The Student Government Association is teaming up with Birth Choice, a local pregnancy resource clinic, until March 16 to raise donations for the clinic, which will fund sex education classes for young women and items needed for new mothers.
During the two-week period, 40 baby bottles will be distributed across campus for students to collect coins.
Students also can donate money at the SGA table in front of Brewer Dining Hall.
SGA treasurer Savannah Hari, sophomore sports medicine major, and freshman co-chair, Erin Allen, freshman social work major, are heading up the project.
“Something about it rested on my heart, and SGA was a way to make a difference bigger than me,” Hari said. “I’ve always been interested in Birth Choice. I got a tour there to see what it was about and saw the need they have. I thought it would be a cool way to bring SGA together to do something for this organization.”
This is the first time Union has gotten involved with Birth Choice, as well as the first time a college has helped set up donations for the center. Usually, it is churches helping.
“Birth Choice was really surprised when we came to them, but excited,” Allen said.

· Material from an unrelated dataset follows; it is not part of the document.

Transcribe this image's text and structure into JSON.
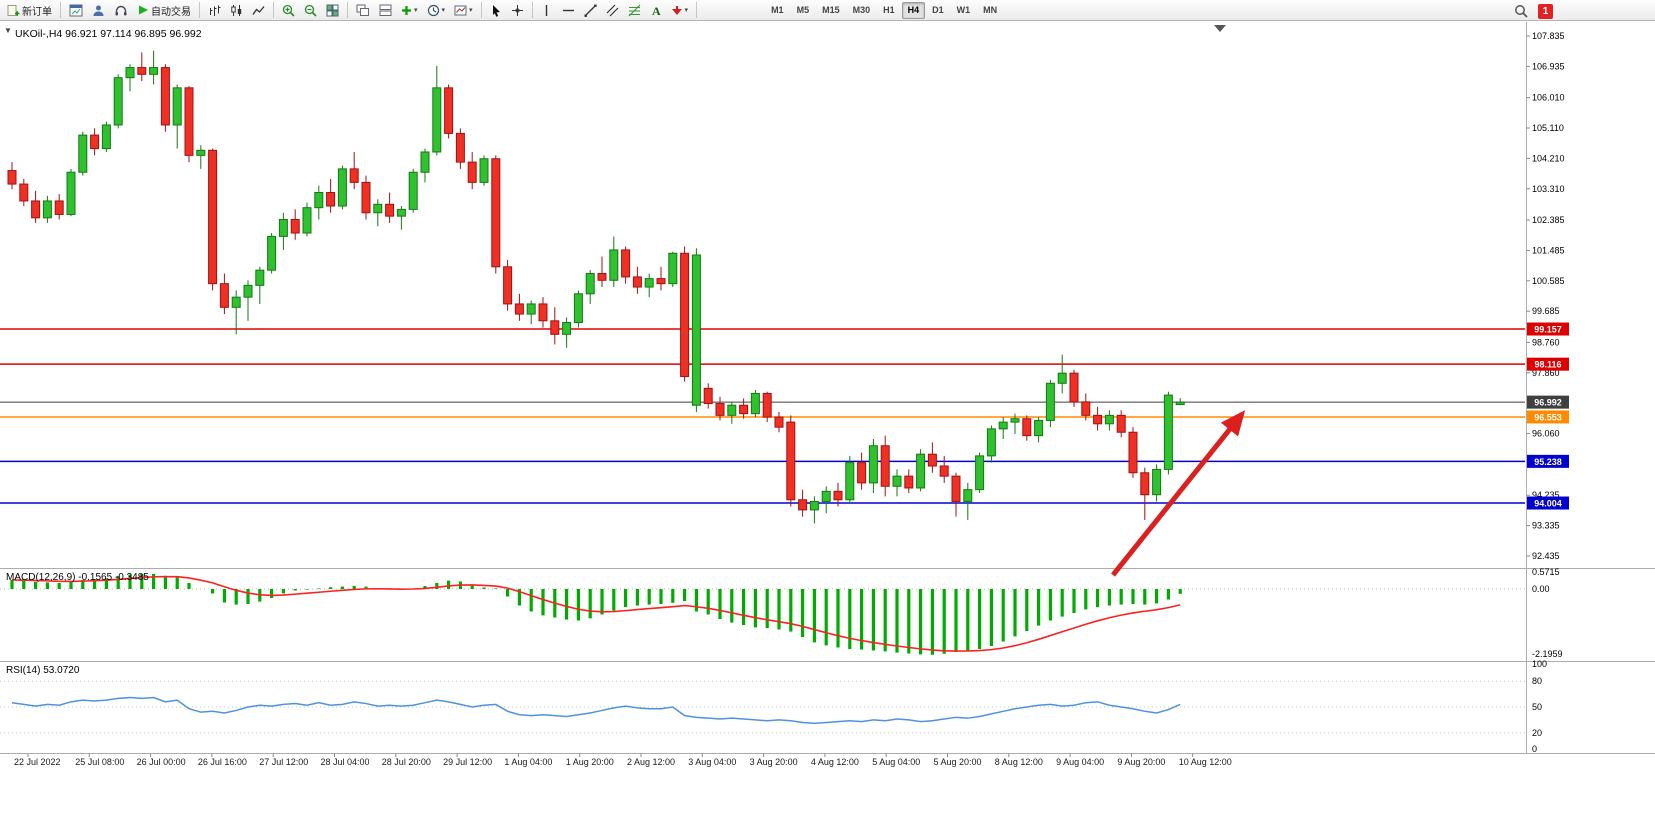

The clinic’s director, Chris Veteto, said churches in Jackson and Trenton, Tenn., help with the project, called “Change for Life.” Last year the organization raised $44,000 in change alone.
Birth Choice’s mission is to educate young women before they become sexually active and, if they make that choice, to know all the options should they become pregnant. They also offer classes and medical services to pregnant women. Above all, Birth Choice is a pro-life organization that promotes abstinence.
“Our goal is to minister to women in an unplanned pregnancy to offer truth in a loving way to them and their unborn baby,” Veteto said. “It can be a turning point in their lives.”
Allen hopes to see the effort become a campus-wide outreach project.
“There’s an emphasis on getting everyone involved; it doesn’t have to be just an organization thing,” Allen said.